Wow, I guess I picked correctly when I bought my E36 last year instead of an E46(not like I had the money for most E46s).
I drove an E46 that was down to 2920 lbs and still had working AC and lights and was in every way street legal. It had no rear interior, but it still had a headliner and dash. For weight reduction it had lexan rear windows, racing seats, non-xenon headlights, CF fenders, CF trunk, CF hood, and flat aluminum door panels. With 316 whp (stock motor and exhaust except headers and tune), that car was quick. Stock exhaust too... with an aftermarket exhaust it would have been around 2870.
Jelly.
Been lusting after a late E36 M3 myself the last few weeks.
And yes, there are a metric berkeley ton of convertibles around, too bad I'll happily never own another vert.
I have only been lusting for an E36 M3 since they were new, but even then, I wanted to pull as much out as I could and put in a cage and keep it street-legal. Someday...
Took some more pics. Should be able to start work this week, parts are already on the way. I need a rollbar, anybody know somebody who can get me one faster than Autopower? I don't want to wait a month to be able to drive it and it has no seatbelts at all, so I need the bar to attach my harness to.
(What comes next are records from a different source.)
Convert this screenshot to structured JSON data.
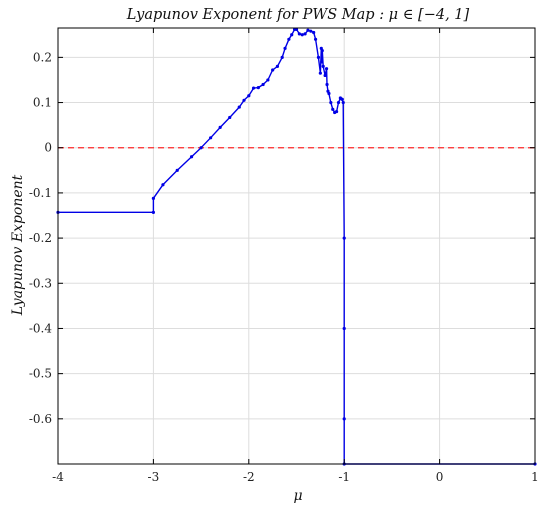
{
  "chart_data": {
    "type": "line",
    "title": "Lyapunov Exponent for PWS Map :  μ ∈ [−4, 1]",
    "xlabel": "μ",
    "ylabel": "Lyapunov Exponent",
    "xlim": [
      -4,
      1
    ],
    "ylim": [
      -0.7,
      0.265
    ],
    "grid": true,
    "xticks": [
      -4,
      -3,
      -2,
      -1,
      0,
      1
    ],
    "xtick_labels": [
      "-4",
      "-3",
      "-2",
      "-1",
      "0",
      "1"
    ],
    "yticks": [
      0.2,
      0.1,
      0,
      -0.1,
      -0.2,
      -0.3,
      -0.4,
      -0.5,
      -0.6
    ],
    "ytick_labels": [
      "0.2",
      "0.1",
      "0",
      "-0.1",
      "-0.2",
      "-0.3",
      "-0.4",
      "-0.5",
      "-0.6"
    ],
    "colors": {
      "series": "#0000e6",
      "reference": "#ff2a2a",
      "grid": "#dddddd",
      "axes": "#000000"
    },
    "reference_line": {
      "y": 0,
      "style": "dashed"
    },
    "series": [
      {
        "x": [
          -4,
          -3.0,
          -3.0,
          -2.9,
          -2.75,
          -2.6,
          -2.5,
          -2.4,
          -2.3,
          -2.2,
          -2.1,
          -2.05,
          -2.0,
          -1.95,
          -1.9,
          -1.85,
          -1.8,
          -1.75,
          -1.7,
          -1.65,
          -1.62,
          -1.58,
          -1.55,
          -1.52,
          -1.5,
          -1.47,
          -1.44,
          -1.41,
          -1.38,
          -1.35,
          -1.32,
          -1.3,
          -1.27,
          -1.25,
          -1.24,
          -1.235,
          -1.23,
          -1.22,
          -1.2,
          -1.185,
          -1.18,
          -1.17,
          -1.16,
          -1.14,
          -1.12,
          -1.1,
          -1.08,
          -1.06,
          -1.04,
          -1.03,
          -1.02,
          -1.01,
          -1.0,
          -1.0,
          -1.0,
          -1.0,
          1
        ],
        "y": [
          -0.143,
          -0.143,
          -0.112,
          -0.082,
          -0.05,
          -0.02,
          0.0,
          0.022,
          0.045,
          0.067,
          0.09,
          0.105,
          0.115,
          0.132,
          0.133,
          0.14,
          0.15,
          0.172,
          0.18,
          0.2,
          0.22,
          0.24,
          0.25,
          0.262,
          0.262,
          0.252,
          0.25,
          0.252,
          0.26,
          0.258,
          0.255,
          0.24,
          0.2,
          0.165,
          0.22,
          0.19,
          0.215,
          0.18,
          0.16,
          0.175,
          0.14,
          0.125,
          0.12,
          0.1,
          0.085,
          0.078,
          0.08,
          0.1,
          0.11,
          0.108,
          0.107,
          0.1,
          -0.2,
          -0.4,
          -0.6,
          -0.7,
          -0.7
        ]
      }
    ]
  }
}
Gutted interior. Need to clean up wiring:
Supersprint in the trunk:
![](https://flic.kr/p/o84Btp)
Reason for the salvage title:
Seems not to have affected anything important, and I have a sideskirt to cover it.
spandak
New Reader
6/24/14 7:01 p.m.
Im blown away that the RTAB carriers were mounted upside down. Is there a reason? I cant think of one...
In reply to spandak:
Most likely a non-specialty mechanic that didn't know how they're supposed to work, took them off, and forgot how they were supposed to go back on.
It seems pretty stupid to me, but googling reveals a decent number of cases of exactly the same issue.
these guys have been pretty great to me in the past. Never used one of the bars, but they say they have them in stock. Might help.
bimmerhaus
Got the seat in and put the RTABs in the right way the other day. Unfortunately, in the process one of the threaded sleeves for the RTAB bolts that should be welded up in the chassis fell right out. It's sitting on two bolts and we'll order reinforcement plates and put everything back together properly before the car gets driven beyond the parking lot.
Also discovered the cause of the insane toe-in that the car had in the rear, a bent trailing arm. Easy enough fix and not insanely expensive.